Mr. Gallup enlisted in the 177th regiment, N.Y. volunteers, in 1862, and served nine months in and around Port Hudson, and was in several engagements, being honorably discharged from the service in the fall of 1863.

He was an honored member of H.M. Barclay Post, G.A.R.

Mr. Gallup was born in 1825, and was in his 89th year. He is survived by two brothers and a sister.

The funeral services were held from his late residence on Thursday afternoon. Interment in High Point cemetery.


A Baker’s Horse Runs Away. The horse owned and driven by William Tompkins, the baker from Albany, took fright at a passing local passenger train on the D. & H. railroad Monday afternoon and ran away.

The rig stood in front of J. Vagele’s residence when the train passed through the village. The horse ran to the corner of Bridge street and the Mac Cormack road, over Maple avenue and down the New Scotland road, with the front running gear attached to it.
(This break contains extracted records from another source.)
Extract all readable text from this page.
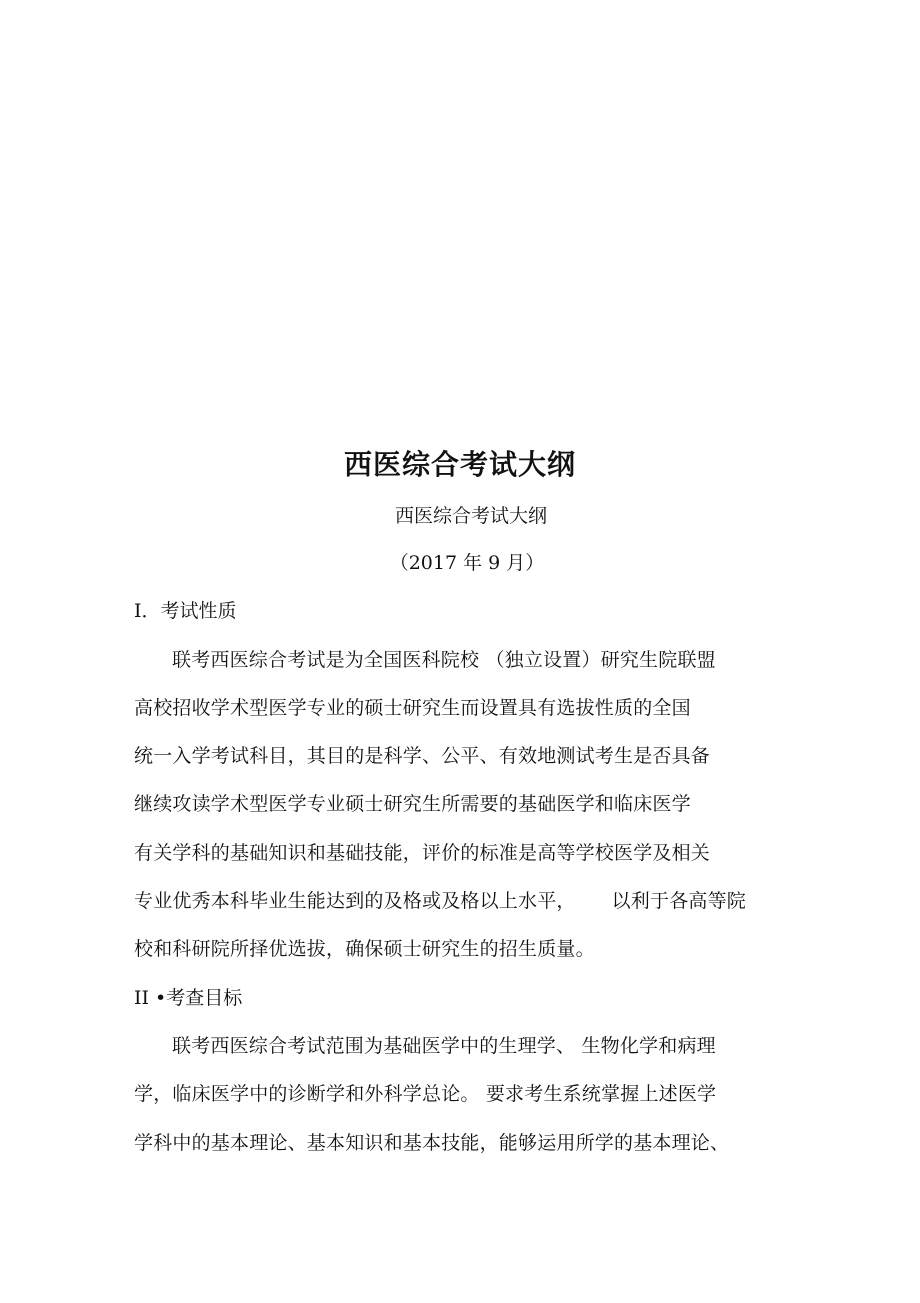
西医综合考试大纲

西医综合考试大纲

（2017 年 9 月）

I．考试性质

联考西医综合考试是为全国医科院校 （独立设置）研究生院联盟

高校招收学术型医学专业的硕士研究生而设置具有选拔性质的全国

统一入学考试科目，其目的是科学、公平、有效地测试考生是否具备

继续攻读学术型医学专业硕士研究生所需要的基础医学和临床医学

有关学科的基础知识和基础技能，评价的标准是高等学校医学及相关

专业优秀本科毕业生能达到的及格或及格以上水平， 以利于各高等院

校和科研院所择优选拔，确保硕士研究生的招生质量。

II •考查目标

联考西医综合考试范围为基础医学中的生理学、 生物化学和病理

学，临床医学中的诊断学和外科学总论。 要求考生系统掌握上述医学

学科中的基本理论、基本知识和基本技能，能够运用所学的基本理论、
It ran into Peter Oliver’s yard, where it was captured. Several people who had arrived a few minutes before on the 5:30 train and were crossing the street narrowly escaped being struck by the frightened animal. Mrs. R. S. Sleath, who was walking in the road under the new viaduct, experienced the narrowest escape of any of the pedestrians from being struck by the running horse. She was so overcome by the shock that it was necessary for her to retire upon reaching home.

Fortunately, however, no one was injured, and the damage to the horse and sleigh was very slight. Several of the village boys took advantage of the baker’s absence and helped themselves to pie and cakes.